Security and Anonymity Features

Law enforcement takedowns, such as Archetyp, demonstrate both impact and adversary adaptation. For cybersecurity professionals, focusing on payment methods, vendor migration, and marketplace specialisation offers the most effective path to actionable intelligence. Monitoring active marketplaces offers early access to malware kits, credential dumps, and fraud tools. Tracking vendor migration—such as from Archetyp to Exodus—provides insight into tactical shifts. Focusing intelligence collection on specialised marketplaces yields better ROI for threat detection and proactive defence. Darknet marketplaces remain central to illicit trade in 2025, with evolving business models, payment systems, and law enforcement responses.
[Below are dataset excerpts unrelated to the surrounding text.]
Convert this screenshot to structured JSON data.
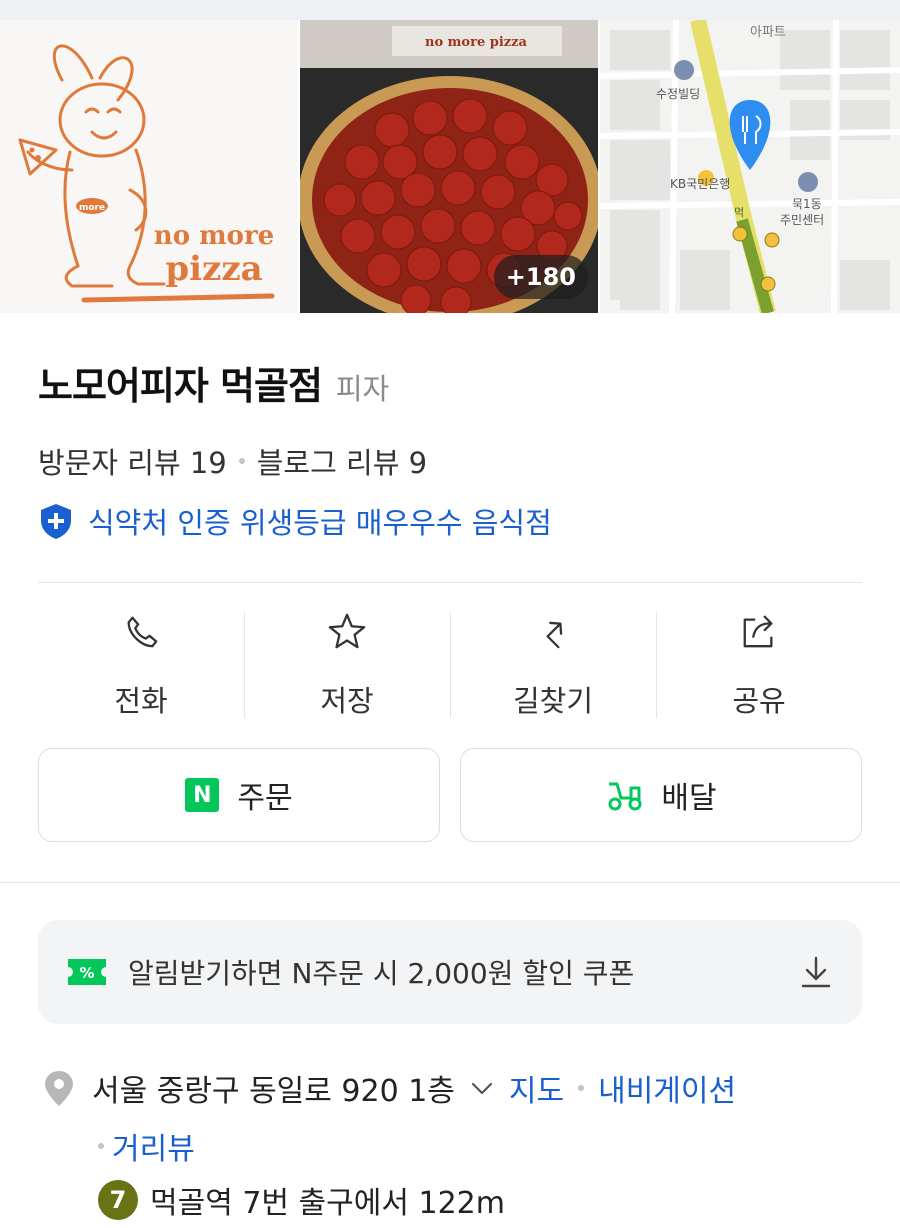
{
  "gallery": {
    "logo_text_top": "no more",
    "logo_text_bottom": "pizza",
    "logo_badge": "more",
    "box_text": "no more pizza",
    "photo_count": "+180",
    "map_labels": {
      "apt": "아파트",
      "building": "수정빌딩",
      "bank": "KB국민은행",
      "center_line1": "묵1동",
      "center_line2": "주민센터",
      "station_char": "먹"
    }
  },
  "store": {
    "name": "노모어피자 먹골점",
    "category": "피자",
    "visitor_reviews": "방문자 리뷰 19",
    "blog_reviews": "블로그 리뷰 9",
    "hygiene_badge": "식약처 인증 위생등급 매우우수 음식점"
  },
  "actions": [
    {
      "label": "전화",
      "icon": "phone-icon"
    },
    {
      "label": "저장",
      "icon": "star-icon"
    },
    {
      "label": "길찾기",
      "icon": "directions-icon"
    },
    {
      "label": "공유",
      "icon": "share-icon"
    }
  ],
  "order": {
    "n_badge": "N",
    "order_label": "주문",
    "delivery_label": "배달"
  },
  "coupon": {
    "tag": "%",
    "text": "알림받기하면 N주문 시 2,000원 할인 쿠폰"
  },
  "address": {
    "text": "서울 중랑구 동일로 920 1층",
    "map_link": "지도",
    "navi_link": "내비게이션",
    "street_link": "거리뷰"
  },
  "subway": {
    "line": "7",
    "text": "먹골역 7번 출구에서 122m"
  },
  "colors": {
    "link_blue": "#1a5fd1",
    "naver_green": "#03c75a",
    "line7_olive": "#697215",
    "logo_orange": "#e07a3c",
    "pepperoni": "#b2281c"
  }
}
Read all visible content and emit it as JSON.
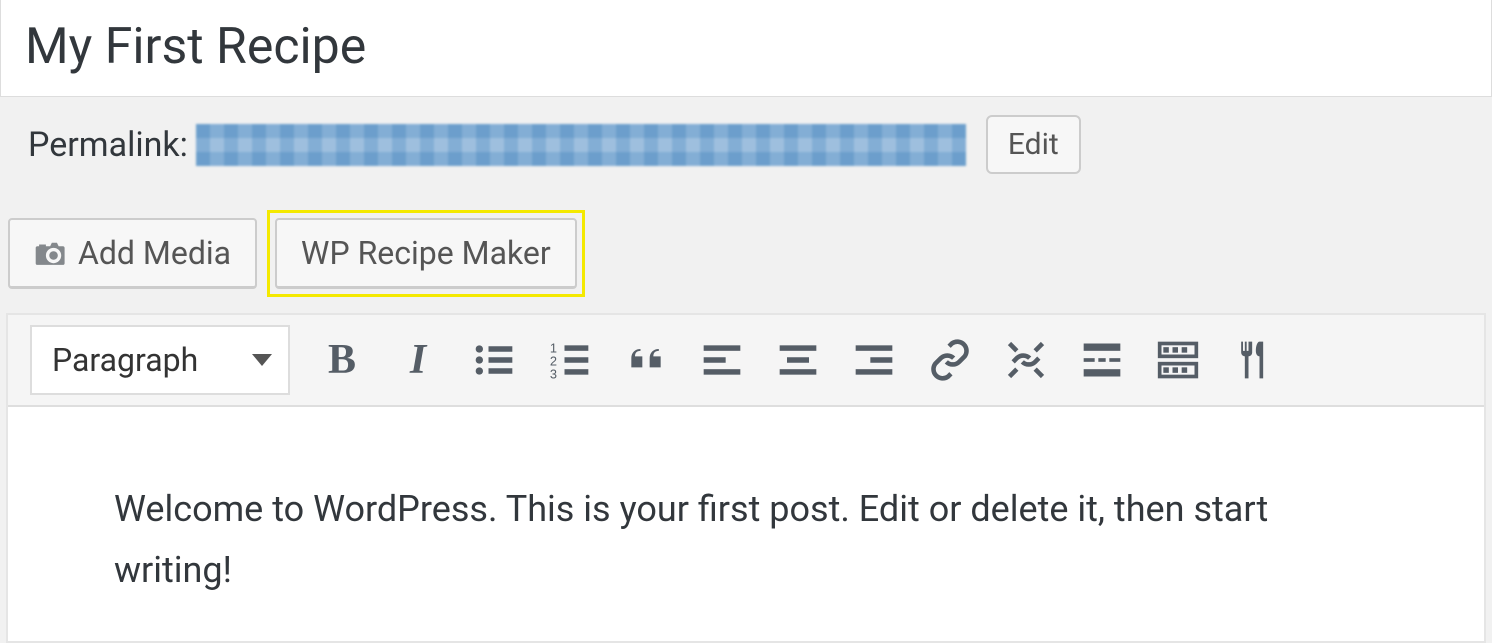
{
  "title": "My First Recipe",
  "permalink": {
    "label": "Permalink:",
    "edit": "Edit"
  },
  "mediaButtons": {
    "addMedia": "Add Media",
    "recipeMaker": "WP Recipe Maker"
  },
  "toolbar": {
    "formatSelect": "Paragraph"
  },
  "content": "Welcome to WordPress. This is your first post. Edit or delete it, then start writing!"
}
U.S. customers predominantly purchase drugs from these groups that are known to have used crypto to source fentanyl precursor chemicals from labs based in China. The cartels then use those chemicals to manufacture fentanyl that is later sold in the U.S. U.S.-based drug vendors on Abacus Market advertising a synthetic opioid called China White, which its customers can purchase using Bitcoin or Monero. On a smaller scale, Mega Darknet Market placed a few ads with QR codes in public places like Moscow subway trains.